Uno studio retrospettivo ha evidenziato che l'infezione da COVID-19 nei bambini e adolescenti è associata a un aumento del rischio di sviluppare esiti renali avversi a lungo termine, in particolare nei pazienti già affetti da malattia renale cronica (CKD) o danno renale acuto (AKI). Questa indagine, considerata tra le più complete sull'argomento, sottolinea l'importanza di un monitoraggio continuo della salute renale nei giovani che hanno contratto il virus.
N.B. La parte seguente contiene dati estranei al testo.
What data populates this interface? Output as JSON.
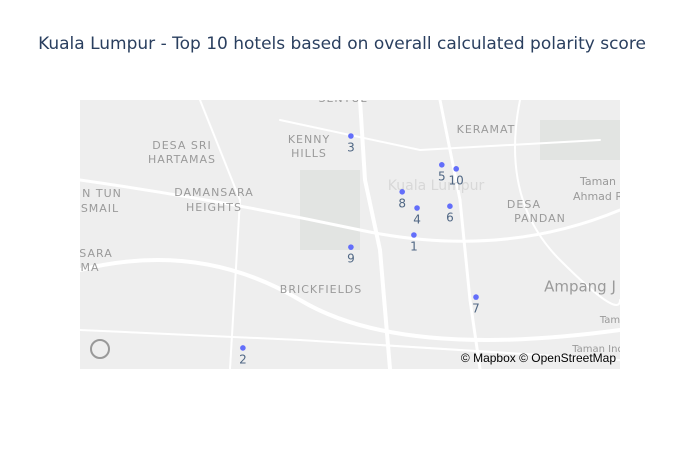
{
  "chart_data": {
    "type": "scattermapbox",
    "title": "Kuala Lumpur - Top 10 hotels based on overall calculated polarity score",
    "text": [
      "1",
      "2",
      "3",
      "4",
      "5",
      "6",
      "7",
      "8",
      "9",
      "10"
    ],
    "lat": [
      3.15,
      3.1249,
      3.172,
      3.156,
      3.1656,
      3.1564,
      3.1362,
      3.1596,
      3.1473,
      3.1647
    ],
    "lon": [
      101.7142,
      101.6762,
      101.7002,
      101.7149,
      101.7204,
      101.7222,
      101.728,
      101.7116,
      101.7002,
      101.7236
    ],
    "lonlim": [
      101.64,
      101.76
    ],
    "latlim": [
      3.12,
      3.18
    ],
    "color": "#636efa",
    "map_labels": [
      "SENTUL",
      "KENNY",
      "HILLS",
      "KERAMAT",
      "DESA SRI",
      "HARTAMAS",
      "DAMANSARA",
      "HEIGHTS",
      "N TUN",
      "SMAIL",
      "SARA",
      "MA",
      "Kuala Lumpur",
      "BRICKFIELDS",
      "DESA",
      "PANDAN",
      "Ampang J",
      "Taman",
      "Ahmad R",
      "Tam",
      "Taman Ind"
    ],
    "attribution": "© Mapbox © OpenStreetMap"
  }
}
L'analisi è stata condotta da Yong Chen, dell'Università della Pennsylvania (Stati Uniti), insieme ai suoi collaboratori, utilizzando dati provenienti da 19 istituzioni sanitarie nell'ambito dell'iniziativa NIH RECOVER. Lo studio ha esaminato quasi due milioni di individui sotto i 21 anni di età, suddivisi tra coloro che avevano contratto il virus e quelli che non avevano avuto infezione. La durata del follow-up è stata di due anni, con conclusione il 1° dicembre 2024. I risultati hanno mostrato che l'infezione da SARS-CoV-2 era correlata a un aumento del rischio di insorgenza di CKD di grado 2 o superiore (HR 1,17) e di grado 3 o superiore (HR 1,35). Inoltre, nei bambini già affetti da CKD o AKI, il virus ha incrementato il rischio di eventi renali compositi.
Nei giovani con CKD preesistente, è stato osservato un incremento della probabilità di una riduzione della velocità di filtrazione glomerulare stimata (eGFR) di almeno il 30%, sia nei primi mesi dopo l’infezione sia nel lungo termine. Nei pazienti pediatrici con AKI, il rischio di declino dell'eGFR risultava elevato per diverse soglie di riduzione: almeno il 50% nei primi mesi post-infezione e nel periodo successivo, almeno il 40% e il 30% con un andamento simile.
Sebbene non siano del tutto chiari i meccanismi alla base di questi fenomeni, i ricercatori ipotizzano che il virus possa avere effetti diretti sui reni, determinare un'infiammazione cronica con ripercussioni sulla stabilità emodinamica, o essere associato a interventi terapeutici invasivi utilizzati per trattare i casi più gravi di COVID-19. Inoltre, fattori economici e sociali derivanti dalla pandemia potrebbero aver contribuito agli esiti osservati.
Gli autori sottolineano la necessità di condurre ulteriori studi per comprendere le interazioni tra questi diversi elementi e il loro impatto sulla funzionalità renale nel tempo. Suggeriscono, inoltre, di adottare modelli di esposizione dinamica, confrontando pazienti infettati con individui inizialmente non esposti che successivamente contraggono il virus, e di indagare gli effetti cumulativi delle reinfezioni sulla funzione renale.
Infine, gli studiosi riconoscono la possibilità di errori di classificazione nelle diagnosi di CKD e AKI, evidenziando la difficoltà nel determinare se il rischio aumentato sia una conseguenza diretta dell’infezione da SARS-CoV-2 o se rifletta una vulnerabilità generale nei pazienti pediatrici con patologie renali preesistenti.
JAMA Netw Open. 2025 Apr 1;8(4):e254129. doi: 10.1001/jamanetworkopen.2025.4129.